Originally published February 25, 2004 in the Orlando Sentinel .
What happened to campaign-finance reform? The burning issue of the 2000 presidential campaign is AWOL in this year's Democratic primaries.
Did the McCain-Feingold reform bill—and its successful defense in court—accomplish anything? President Bush is set to shatter all fund-raising records. The changes also did little to control soft money, which is now funneled through 527s (named for the legislative code that legitimizes their activities). Incidentally, the Federal Election Committee recently limited the role of 527s, but did nothing to dispel the bipartisan consensus that plenty of room for soft money still exists.
"Further congressional action is likely," wrote Supreme Court Justices John Paul Stevens and Sandra Day O'Connor in the majority opinion narrowly upholding the law. It is a reality that campaign reformers understand. Unfortunately, reform discussions remain yet another instance of America's obliviousness to the outside world. Congress seems unwilling to glean any lessons that other countries have learned the hard way.
It's time we pull our heads from the sand. Many developing countries have crafted innovative responses to severe political-finance problems, ranging from incremental reform to wholesale restructuring. Their experiences provide crucial insights for the world's only superpower.
No perfect model exists. But the most successful systems operate under unprejudiced oversight bodies, allow complete funding transparency and anticipate counterproductive legislation.
It's hard to overstate the value of a fair, nonpartisan oversight board. Mexican campaign finance, for example, remains marred by loopholes that allow spending beyond the legal limits (savvy anonymous donors can exploit the law to give unlimited contributions). Yet the country's Federal Election Institute is worthy of emulation.
Unlike appointments to our FEC—which are allocated according to political affiliation—the IFE's members don't have partisan ties and must be acceptable to all major parties. The public respects the IFE for its impartiality and its vigorous pursuit of finance abuses. The institute recently fined one party, the PRI, $90 million for taking public money from the state-run oil company. It was an amazing display of independence given that the PRI ruled Mexico for more than 70 years and remains the largest party in parliament. Mexico is still quite corrupt, but much less so thanks to the IFE.
Funding transparency is equally important. Candidates will always want to collect more money than their opponents, but effective disclosure allows voters to know which candidate took money from which special interests.
Take Latvia's recent campaign legislation. Although changes enacted in 2002 reduced how much individuals and companies could donate, spending continues to spiral out of control, just like in the United States.

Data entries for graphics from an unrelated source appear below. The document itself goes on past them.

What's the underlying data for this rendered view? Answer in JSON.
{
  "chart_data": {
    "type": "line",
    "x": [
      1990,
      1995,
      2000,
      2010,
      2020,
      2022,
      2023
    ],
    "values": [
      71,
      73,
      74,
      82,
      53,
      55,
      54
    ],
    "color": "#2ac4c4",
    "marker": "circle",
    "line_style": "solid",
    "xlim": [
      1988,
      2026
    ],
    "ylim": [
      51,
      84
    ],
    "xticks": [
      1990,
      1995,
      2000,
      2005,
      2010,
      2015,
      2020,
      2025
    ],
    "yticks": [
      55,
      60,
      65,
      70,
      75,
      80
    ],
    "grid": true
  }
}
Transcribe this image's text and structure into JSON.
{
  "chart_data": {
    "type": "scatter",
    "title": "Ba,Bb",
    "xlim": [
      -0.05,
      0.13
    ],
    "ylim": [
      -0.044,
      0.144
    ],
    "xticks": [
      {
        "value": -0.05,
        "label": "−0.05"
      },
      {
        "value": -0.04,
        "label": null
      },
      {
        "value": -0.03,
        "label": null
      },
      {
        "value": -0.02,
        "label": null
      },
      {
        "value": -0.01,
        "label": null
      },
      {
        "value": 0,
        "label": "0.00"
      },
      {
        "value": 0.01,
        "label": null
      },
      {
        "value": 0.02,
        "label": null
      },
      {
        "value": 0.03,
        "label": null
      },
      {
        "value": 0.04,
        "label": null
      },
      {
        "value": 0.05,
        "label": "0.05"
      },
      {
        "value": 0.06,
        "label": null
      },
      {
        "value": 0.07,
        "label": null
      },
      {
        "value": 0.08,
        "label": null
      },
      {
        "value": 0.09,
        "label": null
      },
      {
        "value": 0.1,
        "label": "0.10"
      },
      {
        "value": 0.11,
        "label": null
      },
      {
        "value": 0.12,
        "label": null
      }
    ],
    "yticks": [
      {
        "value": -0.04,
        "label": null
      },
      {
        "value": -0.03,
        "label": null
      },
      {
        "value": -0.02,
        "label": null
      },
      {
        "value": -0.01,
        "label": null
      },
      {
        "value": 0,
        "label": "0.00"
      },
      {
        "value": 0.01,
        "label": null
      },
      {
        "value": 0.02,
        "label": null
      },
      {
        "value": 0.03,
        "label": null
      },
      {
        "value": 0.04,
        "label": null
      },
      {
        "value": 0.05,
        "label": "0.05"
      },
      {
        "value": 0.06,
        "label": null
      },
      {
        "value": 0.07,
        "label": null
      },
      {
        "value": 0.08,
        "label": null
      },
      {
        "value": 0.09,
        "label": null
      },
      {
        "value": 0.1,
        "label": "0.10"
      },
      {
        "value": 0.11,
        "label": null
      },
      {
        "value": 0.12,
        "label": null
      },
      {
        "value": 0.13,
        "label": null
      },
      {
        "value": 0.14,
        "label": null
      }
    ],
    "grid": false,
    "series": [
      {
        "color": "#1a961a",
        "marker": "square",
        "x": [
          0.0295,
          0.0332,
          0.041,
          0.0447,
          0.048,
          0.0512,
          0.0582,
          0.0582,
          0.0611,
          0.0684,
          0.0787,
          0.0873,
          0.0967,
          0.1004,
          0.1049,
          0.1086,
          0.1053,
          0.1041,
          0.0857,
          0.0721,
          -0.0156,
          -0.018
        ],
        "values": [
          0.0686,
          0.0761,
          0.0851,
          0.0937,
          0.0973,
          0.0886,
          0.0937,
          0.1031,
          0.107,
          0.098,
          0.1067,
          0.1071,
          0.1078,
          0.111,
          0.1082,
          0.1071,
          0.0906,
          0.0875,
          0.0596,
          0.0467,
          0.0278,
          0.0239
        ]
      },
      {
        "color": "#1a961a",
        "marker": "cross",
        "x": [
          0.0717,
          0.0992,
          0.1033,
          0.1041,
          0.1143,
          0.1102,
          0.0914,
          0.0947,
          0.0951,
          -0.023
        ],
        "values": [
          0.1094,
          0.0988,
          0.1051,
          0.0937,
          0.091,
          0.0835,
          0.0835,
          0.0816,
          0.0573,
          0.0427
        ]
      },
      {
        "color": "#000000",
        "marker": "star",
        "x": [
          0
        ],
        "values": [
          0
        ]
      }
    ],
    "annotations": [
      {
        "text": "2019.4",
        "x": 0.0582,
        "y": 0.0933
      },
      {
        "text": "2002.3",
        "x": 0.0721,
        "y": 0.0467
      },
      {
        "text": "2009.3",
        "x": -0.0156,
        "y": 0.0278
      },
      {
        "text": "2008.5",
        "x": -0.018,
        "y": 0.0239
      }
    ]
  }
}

The culprit is a continued lack of transparency. Government watchdogs tolerate illegal practices, like filing false reports and using fake companies to channel illicit funds. Latvia's electoral commission further exacerbates the problem because it is neither fully independent nor seriously committed to reform. The United States has at least partial transparency, but the quarterly report system and the prevalence of soft money often make it difficult to determine who is sponsoring what message.
Finally, American reformers should learn to be wary before enacting potentially counterproductive laws. Thailand's most enduring electoral problem—widespread vote buying—stems from a well-intentioned 1979 ban on films and entertainers at political rallies. No longer able to offer free entertainment, politicians simply paid voters directly for their support.
For decades, Thai reformers struggled against the corruption they unleashed. In 1997, a new constitution granted the electoral commission expansive powers, including the ability to set spending limits, cancel elections on the mere suspicion of corruption, and offer modest public financing. Yet vote buying and other corrupt habits remain so thoroughly embedded that even draconian measures have little effect.
While direct vote buying is not a problem here, American reformers should think long and hard about how political parties might adapt to a crackdown on unsavory campaign activities. Thailand's problem parallels our Congress' unsuccessful efforts to ban soft money. McCain-Feingold shows it is much easier to prevent corruption from arising, than to stomp it out after it is entrenched.
America does not possess a monopoly on finance-related corruption. Next time McCain and company set their sights on reform, they should learn from other countries that continue to struggle with these issues. Otherwise, future reforms, much like the last batch, won't accomplish more than the illusion of change.
Geoffrey J. Swenson is a Junior Fellow with the Democracy and Rule of Law Project at the Carnegie Endowment for International Peace.